We have lined up a couple of good bands for the show! The C/V Sunday charity ride route has been ironed out Still plenty of room for vendors.
 Booth prices have been adjusted down so there's that!
www.soonerbillz.com


----------



## soonerbills (May 9, 2010)

If you are planning on attending or participating please let me know or leave a message on the show's web forum. And please if you visit the website let us know who you are by posting the guestbook. 
 We are looking forward to a great show and hope as many as possible of y'all can come and show off your beautiful rides. With luck the weather will be excellent for the outside vendors and with the big brand new A/C units just installed in the Rose Bowl it will be nice and cool inside.


----------



## soonerbills (Jun 4, 2010)

Well the days have just flown by and now it is only a couple of weeks before this show happens!
 We look forward to your presence and hope you enjoy your time at the event.

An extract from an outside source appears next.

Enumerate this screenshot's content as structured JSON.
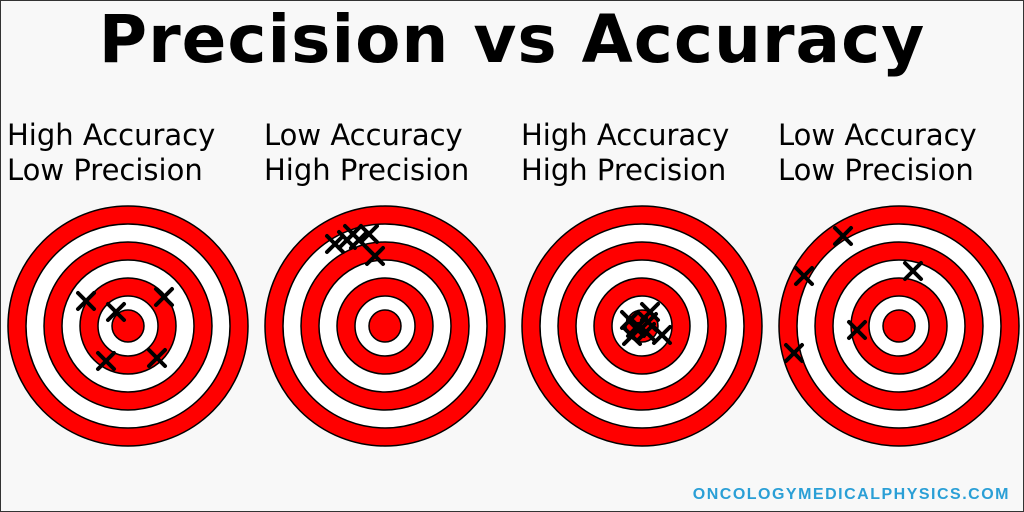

 If you are entering a bike in the show please let us know ASAP. All entries can be made online through the website, otherwise you can PM me or email and of course call if you wish.
Again here is the website addy where you can find all of the info:

www.soonerbillz.com

  If you enter a bike please be sure to make and bring a small board for each entry describing the bike, mainly make,year and model and any other special details. If you have any personal decorations we will be happy to accommodate you any way we can but space is limited so nothing too large please.  We would like the bikes to be here by Friday afternoon but they must be at the show no later 7AM Saturday
 There are still swap meet booths available so please reserve yours now if you are planning on having one!
We have had quite a bit of positive feedback and are daily receiving reservations. We are still working on finishing touches and are hoping this 1st time show is a success and everyone has a good time!
Well thanks again and I look forward to meeting you!
Scott


----------



## soonerbills (Jun 21, 2010)

Well unfortunately due to a general lack of interest the show has been canceled. Apologies to those who responded!


----------